As the industry of education becomes increasingly dependent on the 'free'-market for sustainment,° enrollment and retention subordinate the ontological imperatives of educational institutions— both public and private—to the [re]presentation and [re]production of the neoliberal apparatus, i.e. the enrichment of the ecosystem.°
Visit almost any college toward the end of a semester and you will undoubtedly witness herds of recruits, i.e. consumers and potential producers or prosumers, being escorted around campus while an enthusiastic student⁄salesperson, heralds the unique assets of the institution—academic, athletic, etc. The multiplicity of maneuvers involved in branding a school are commensurate with current political administrations (and arguably becoming a means of administration). Convocation, for example, serves as the political primary of the academic calendar when pomp, circumstance, and celebrity converge on the political stage⁄altar to revel in the past, applaud the present, and relish in the possibilities of the forthcoming semesters. The rhetoric rivals that of the best political advertisements: "This convocation signals a very special moment in our history…We are on the verge of transforming our whole institution into what can only be called The New New School." Sound familiar?
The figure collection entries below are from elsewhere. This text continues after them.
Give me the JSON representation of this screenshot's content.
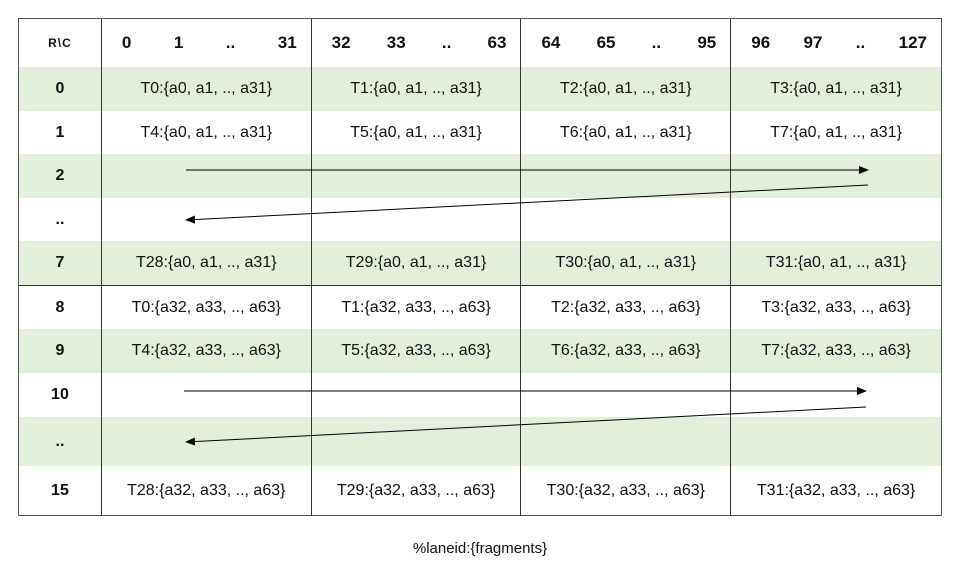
{
  "header": {
    "corner": "R\\C",
    "columns": [
      [
        "0",
        "1",
        "..",
        "31"
      ],
      [
        "32",
        "33",
        "..",
        "63"
      ],
      [
        "64",
        "65",
        "..",
        "95"
      ],
      [
        "96",
        "97",
        "..",
        "127"
      ]
    ]
  },
  "rows": [
    {
      "label": "0",
      "cells": [
        "T0:{a0, a1, .., a31}",
        "T1:{a0, a1, .., a31}",
        "T2:{a0, a1, .., a31}",
        "T3:{a0, a1, .., a31}"
      ]
    },
    {
      "label": "1",
      "cells": [
        "T4:{a0, a1, .., a31}",
        "T5:{a0, a1, .., a31}",
        "T6:{a0, a1, .., a31}",
        "T7:{a0, a1, .., a31}"
      ]
    },
    {
      "label": "2",
      "cells": [
        "",
        "",
        "",
        ""
      ]
    },
    {
      "label": "..",
      "cells": [
        "",
        "",
        "",
        ""
      ]
    },
    {
      "label": "7",
      "cells": [
        "T28:{a0, a1, .., a31}",
        "T29:{a0, a1, .., a31}",
        "T30:{a0, a1, .., a31}",
        "T31:{a0, a1, .., a31}"
      ]
    },
    {
      "label": "8",
      "cells": [
        "T0:{a32, a33, .., a63}",
        "T1:{a32, a33, .., a63}",
        "T2:{a32, a33, .., a63}",
        "T3:{a32, a33, .., a63}"
      ]
    },
    {
      "label": "9",
      "cells": [
        "T4:{a32, a33, .., a63}",
        "T5:{a32, a33, .., a63}",
        "T6:{a32, a33, .., a63}",
        "T7:{a32, a33, .., a63}"
      ]
    },
    {
      "label": "10",
      "cells": [
        "",
        "",
        "",
        ""
      ]
    },
    {
      "label": "..",
      "cells": [
        "",
        "",
        "",
        ""
      ]
    },
    {
      "label": "15",
      "cells": [
        "T28:{a32, a33, .., a63}",
        "T29:{a32, a33, .., a63}",
        "T30:{a32, a33, .., a63}",
        "T31:{a32, a33, .., a63}"
      ]
    }
  ],
  "green_rows": [
    0,
    2,
    4,
    6,
    8
  ],
  "colors": {
    "green": "#e2efda"
  },
  "caption": "%laneid:{fragments}"
}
New year, new school...new you? In 2007, following the style outlined in Cuomo and Keys' 'New New York' script, New School Provost Ben Lee consecrated the dawn of a new era for the academic institution while celebrating its legacy—an inspiring tale that's worth taking a moment to recount.
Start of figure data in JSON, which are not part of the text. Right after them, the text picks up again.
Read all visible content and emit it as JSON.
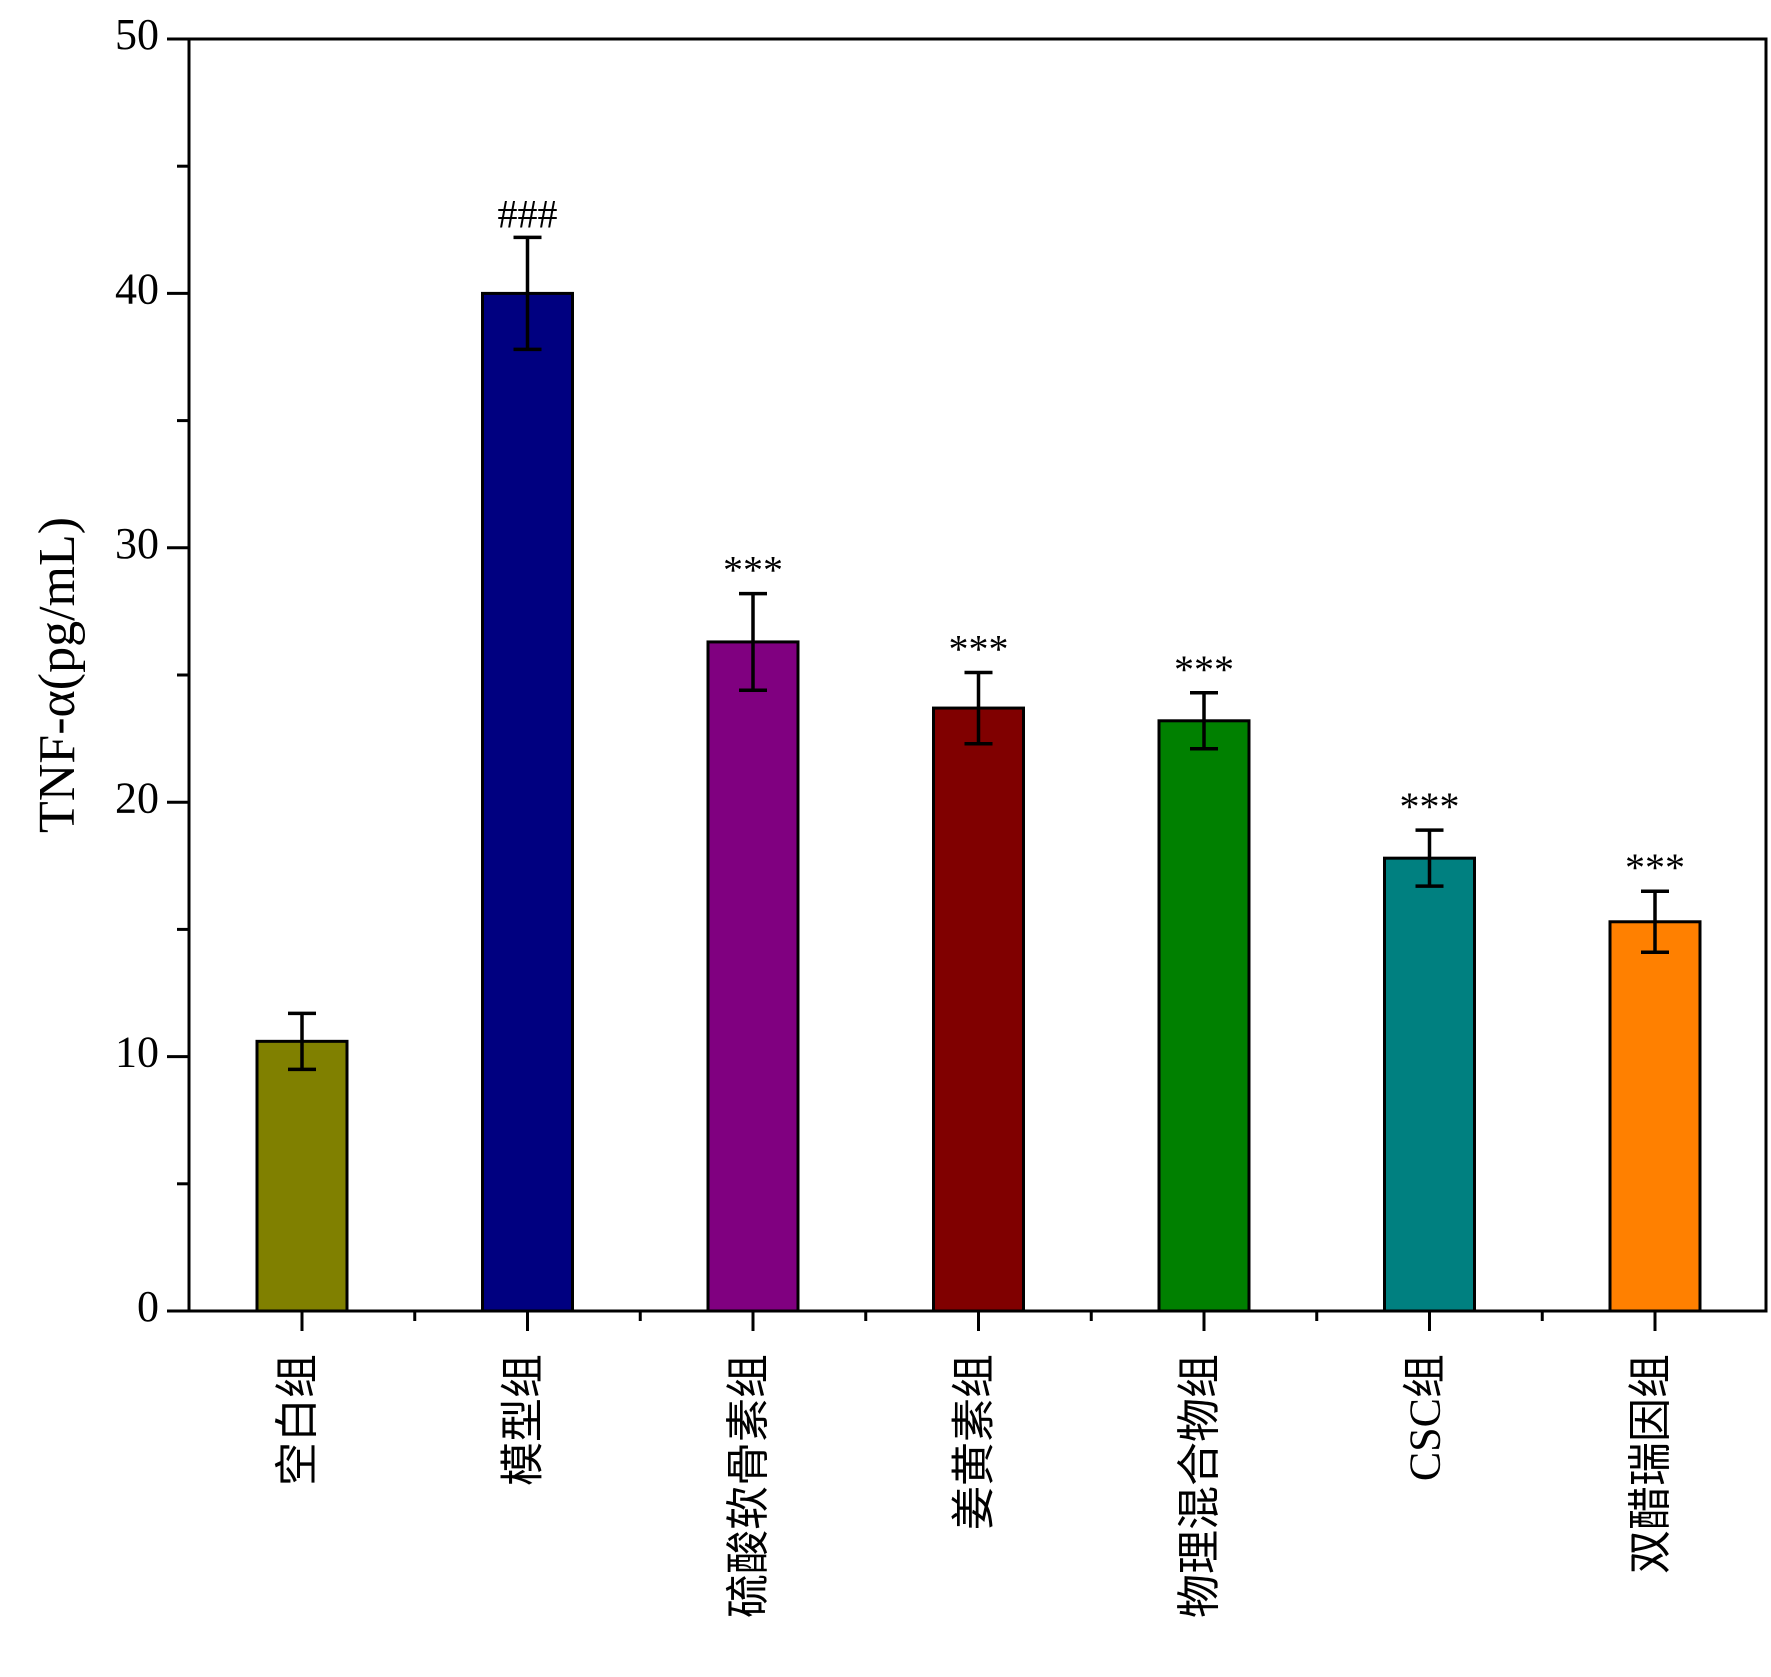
{
  "chart_data": {
    "type": "bar",
    "title": "",
    "xlabel": "",
    "ylabel": "TNF-α(pg/mL)",
    "ylim": [
      0,
      50
    ],
    "yticks": [
      0,
      10,
      20,
      30,
      40,
      50
    ],
    "grid": false,
    "legend": "none",
    "categories": [
      "空白组",
      "模型组",
      "硫酸软骨素组",
      "姜黄素组",
      "物理混合物组",
      "CSC组",
      "双醋瑞因组"
    ],
    "values": [
      10.6,
      40.0,
      26.3,
      23.7,
      23.2,
      17.8,
      15.3
    ],
    "errors": [
      1.1,
      2.2,
      1.9,
      1.4,
      1.1,
      1.1,
      1.2
    ],
    "annotations": [
      "",
      "###",
      "***",
      "***",
      "***",
      "***",
      "***"
    ],
    "colors": [
      "#808000",
      "#000080",
      "#800080",
      "#800000",
      "#008000",
      "#008080",
      "#FF8000"
    ]
  }
}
Most recently, in a plan that bares considerable resemblance to President Obama's Race To The Top initiative, Governor Cuomo and SUNY Chancellor Nancy Zimpher announced the NYSUNY 2020 Challenge—a $140,000,000 grant program to: "make SUNY a leading catalyst for job growth throughout the State; strengthen the academic programs of University Centers; and demonstrate that New York is open for business." "We have pledged to: educate the most adept workforce in the Nation; discover innovative solutions to some of the most vexing scientific and socioeconomic challenges; improve the business climate in our State; and enhance the quality of life for all New Yorkers." On the road to recovery, Chancellor Zimpher declared SUNY "a ready-made asset for New York." Andrew M. Cuomo. Governor's Press Office. Governor Cuomo and SUNY Chancellor Zimpher Unveil Groundbreaking "NYSUNY 2020" Program. Governor Andrew M. Cuomo. New York State, 02 May 2011. Web.